Review: ND Theatre NOW!
Emma Terhaar | Monday, October 6, 2014
ND Theatre NOW! sponsored the production of the two one-act plays, each written by senior Film, Television and Theatre and English majors, which debuted Oct. 2 and will run until Oct. 12 at DeBartolo Performing Arts Center.
Lucas Garcia’s “Out of Orbit” is a new take on the coming-out-narrative told from the perspective of an overbearing, conservative mother. Directed by Anthony Murphy, the play stars Nandi Mgwaba as Nora, the typically conservative mother, whose controlling nature caused her daughter, played by Simone West, to avoid her for years and her son, played by Eric Ways, to hide his bisexual identity from her.
The strength of the play lies in the powerful interactions between characters. The dialogue was very real and very poignant. Certain relationships between characters produce tangible chemistry. West and Mgwaba nail the quarrelsome mother-daughter pair. Anthony Baglini nails his character as the father, complete with dad-like voice, inflections and facial expressions. Lovers Joseph and Anthony, played by Ways and director Anthony Murphy, feel like a real couple.
“Out of Orbit” is short and sweet: the play portrays the social stigma and difficulties of coming out of the closet for a whole family, but is more of a snapshot of a family than a story about being bisexual.

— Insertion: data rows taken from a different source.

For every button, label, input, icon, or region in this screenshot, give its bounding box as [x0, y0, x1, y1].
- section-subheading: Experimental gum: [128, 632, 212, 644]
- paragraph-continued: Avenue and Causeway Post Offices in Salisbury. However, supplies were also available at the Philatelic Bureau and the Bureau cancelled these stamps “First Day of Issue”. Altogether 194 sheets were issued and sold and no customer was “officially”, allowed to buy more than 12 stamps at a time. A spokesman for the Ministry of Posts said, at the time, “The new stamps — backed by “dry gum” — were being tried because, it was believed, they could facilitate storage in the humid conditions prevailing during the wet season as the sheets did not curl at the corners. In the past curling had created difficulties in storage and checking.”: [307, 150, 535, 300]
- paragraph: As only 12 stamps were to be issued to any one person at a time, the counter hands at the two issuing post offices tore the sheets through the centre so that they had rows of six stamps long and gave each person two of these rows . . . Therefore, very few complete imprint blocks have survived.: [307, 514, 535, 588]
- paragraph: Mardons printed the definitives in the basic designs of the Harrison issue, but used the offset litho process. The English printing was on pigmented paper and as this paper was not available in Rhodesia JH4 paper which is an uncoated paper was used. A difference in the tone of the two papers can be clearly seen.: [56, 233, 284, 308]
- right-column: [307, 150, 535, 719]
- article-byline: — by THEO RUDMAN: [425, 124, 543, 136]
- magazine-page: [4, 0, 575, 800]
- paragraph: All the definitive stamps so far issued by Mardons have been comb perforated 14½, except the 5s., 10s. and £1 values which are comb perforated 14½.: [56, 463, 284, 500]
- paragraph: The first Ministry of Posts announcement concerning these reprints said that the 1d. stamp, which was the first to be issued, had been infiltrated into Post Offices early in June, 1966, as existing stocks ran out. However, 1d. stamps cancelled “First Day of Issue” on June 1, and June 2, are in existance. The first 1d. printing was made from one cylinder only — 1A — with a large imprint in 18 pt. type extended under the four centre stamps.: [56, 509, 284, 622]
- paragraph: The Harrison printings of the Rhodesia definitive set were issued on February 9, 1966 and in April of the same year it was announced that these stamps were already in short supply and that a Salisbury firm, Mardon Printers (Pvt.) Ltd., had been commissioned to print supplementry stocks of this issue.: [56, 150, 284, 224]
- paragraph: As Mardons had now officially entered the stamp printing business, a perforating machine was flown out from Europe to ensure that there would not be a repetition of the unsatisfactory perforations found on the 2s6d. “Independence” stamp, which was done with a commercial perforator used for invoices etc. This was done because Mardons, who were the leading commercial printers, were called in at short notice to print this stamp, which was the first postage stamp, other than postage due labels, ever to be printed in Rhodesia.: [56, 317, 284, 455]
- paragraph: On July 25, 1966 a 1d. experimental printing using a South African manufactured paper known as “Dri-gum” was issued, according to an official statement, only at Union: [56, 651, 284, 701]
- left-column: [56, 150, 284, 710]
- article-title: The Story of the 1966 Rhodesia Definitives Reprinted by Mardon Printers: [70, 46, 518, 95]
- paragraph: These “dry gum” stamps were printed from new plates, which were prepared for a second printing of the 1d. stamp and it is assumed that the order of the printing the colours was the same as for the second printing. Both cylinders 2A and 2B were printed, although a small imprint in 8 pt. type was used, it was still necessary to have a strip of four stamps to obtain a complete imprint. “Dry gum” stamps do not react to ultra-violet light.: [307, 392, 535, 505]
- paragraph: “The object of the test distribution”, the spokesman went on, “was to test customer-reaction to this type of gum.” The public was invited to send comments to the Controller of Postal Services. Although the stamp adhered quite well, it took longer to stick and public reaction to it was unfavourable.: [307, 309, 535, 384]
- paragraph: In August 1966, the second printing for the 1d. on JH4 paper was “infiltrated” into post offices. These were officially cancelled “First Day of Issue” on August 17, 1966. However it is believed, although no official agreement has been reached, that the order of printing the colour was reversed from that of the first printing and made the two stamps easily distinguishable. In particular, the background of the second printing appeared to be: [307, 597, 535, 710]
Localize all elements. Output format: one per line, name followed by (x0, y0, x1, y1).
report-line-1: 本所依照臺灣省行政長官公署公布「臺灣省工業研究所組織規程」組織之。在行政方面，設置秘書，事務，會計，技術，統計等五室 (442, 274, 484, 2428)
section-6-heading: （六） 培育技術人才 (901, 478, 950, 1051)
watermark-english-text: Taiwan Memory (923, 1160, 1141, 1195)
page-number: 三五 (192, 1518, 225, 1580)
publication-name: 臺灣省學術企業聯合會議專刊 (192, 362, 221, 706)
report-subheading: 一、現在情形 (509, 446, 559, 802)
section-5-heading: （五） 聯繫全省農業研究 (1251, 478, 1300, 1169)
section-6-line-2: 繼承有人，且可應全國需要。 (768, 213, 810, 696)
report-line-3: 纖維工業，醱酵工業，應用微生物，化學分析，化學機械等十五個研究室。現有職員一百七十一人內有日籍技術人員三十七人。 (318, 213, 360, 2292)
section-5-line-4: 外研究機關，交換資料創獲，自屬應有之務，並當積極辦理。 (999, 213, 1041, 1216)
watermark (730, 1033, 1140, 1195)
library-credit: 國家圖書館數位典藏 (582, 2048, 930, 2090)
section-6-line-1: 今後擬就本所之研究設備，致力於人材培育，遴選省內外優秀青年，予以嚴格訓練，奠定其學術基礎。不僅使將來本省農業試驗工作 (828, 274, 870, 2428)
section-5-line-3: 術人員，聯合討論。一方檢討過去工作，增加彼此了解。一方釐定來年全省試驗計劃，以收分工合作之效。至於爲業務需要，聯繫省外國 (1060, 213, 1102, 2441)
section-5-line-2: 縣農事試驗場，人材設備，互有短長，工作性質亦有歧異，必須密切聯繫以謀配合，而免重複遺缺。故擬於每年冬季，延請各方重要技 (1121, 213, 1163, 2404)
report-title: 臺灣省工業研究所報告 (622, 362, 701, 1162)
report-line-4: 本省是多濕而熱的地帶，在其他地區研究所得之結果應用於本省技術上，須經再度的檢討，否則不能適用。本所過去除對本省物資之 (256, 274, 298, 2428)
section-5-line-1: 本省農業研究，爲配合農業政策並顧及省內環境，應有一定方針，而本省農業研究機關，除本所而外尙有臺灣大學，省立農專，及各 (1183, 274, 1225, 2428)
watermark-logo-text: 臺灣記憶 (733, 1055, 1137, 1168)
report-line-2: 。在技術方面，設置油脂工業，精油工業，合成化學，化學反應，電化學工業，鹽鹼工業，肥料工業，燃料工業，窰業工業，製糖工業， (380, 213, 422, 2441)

As the title suggests, there was an overarching solar system metaphor for the dynamics of a family, reminiscent of something Lorca would write.
In one scene from “Out of Orbit,” Nora, the mother, talks to Anthony, her son’s boyfriend, as he waits to use the bathroom. In a highly relatable awkward conversation-to-have-with-your-boyfriend’s-mom moment, Nora asks if her son loves Anthony. Anthony says yes and reveals that he doesn’t say “I love you” back. Nora is offended that her son doesn’t get an “I love you” in return.
Anthony is clearly torn, not knowing if he’s ready to say “I love you,” while his boyfriend is showering oblivious to the excessively inappropriate conversation occurring outside. The audience is reminded that some struggles are common to all romantic relationships no matter the sex or sexual preference of the partners.
After intermission came the program’s second one-act, Zachary Wendeln’s “Beneath My Skin.” Directed by Joey Doyle, the act centered on Thomas, played by Paul Kuczynski in middle age and Jacob Schrimpf in the character’s youth, and his struggle to come out during the uber-conservative early 1960s and again in the AIDS-wrought ’80s.
Scene by scene the play flips between the ’60s and ’80s, weaving together a story about Thomas and his first homosexual lover Marshall, played by Kelly Burgess, and his changing relationship with his sister and daughter, both played by a snarky, snappy Emmy Schoenbauer.
There are also two sympathetic beard characters in the play, both portrayed by Caroline McKee, and the actors’ double in roles created obvious parallels between the roles fulfilled by their characters.
Every scene begins with a song, cueing the audience into the decade. I have to applaud Wendeln with his music selection — every song fit the emotion of the scene perfectly and could be considered a classic with little debate.
The play draws a comparison between protagonist Thomas and poet W.H. Auden, which is particularly pretty and tragic when Auden is quoted in a scene. The dialogue in “Beneath My Skin” was beautifully written, flowery, pensive and highly quotable.
The play seems to make a few references to our school’s own culture when it depicted the conservative 1960s. Thomas attends a Catholic university and watches his lover “ring-by-spring” a female student. The falsity, and the forced and unwise nature of the gesture is palpable to the whole audience.
Both one-act plays, “Out of Orbit” and “Beneath My Skin,” are incredibly well acted and well written. The production was intimate and special. Sitting in a small audience at DPAC, it was clear how much talent was concentrated in these performances.
Each play felt essential to the Notre Dame community. Its actors said things that were uncomfortable, and I felt uncomfortable watching many scenes because of how much pain was expressed. Both acts felt like taking the bandage off a wound and letting it greet the stinging air.
Notre Dame’s LGBTQ community has come so far in just the past four or five years and the ND Theatre NOW! production stands as a testament to progress.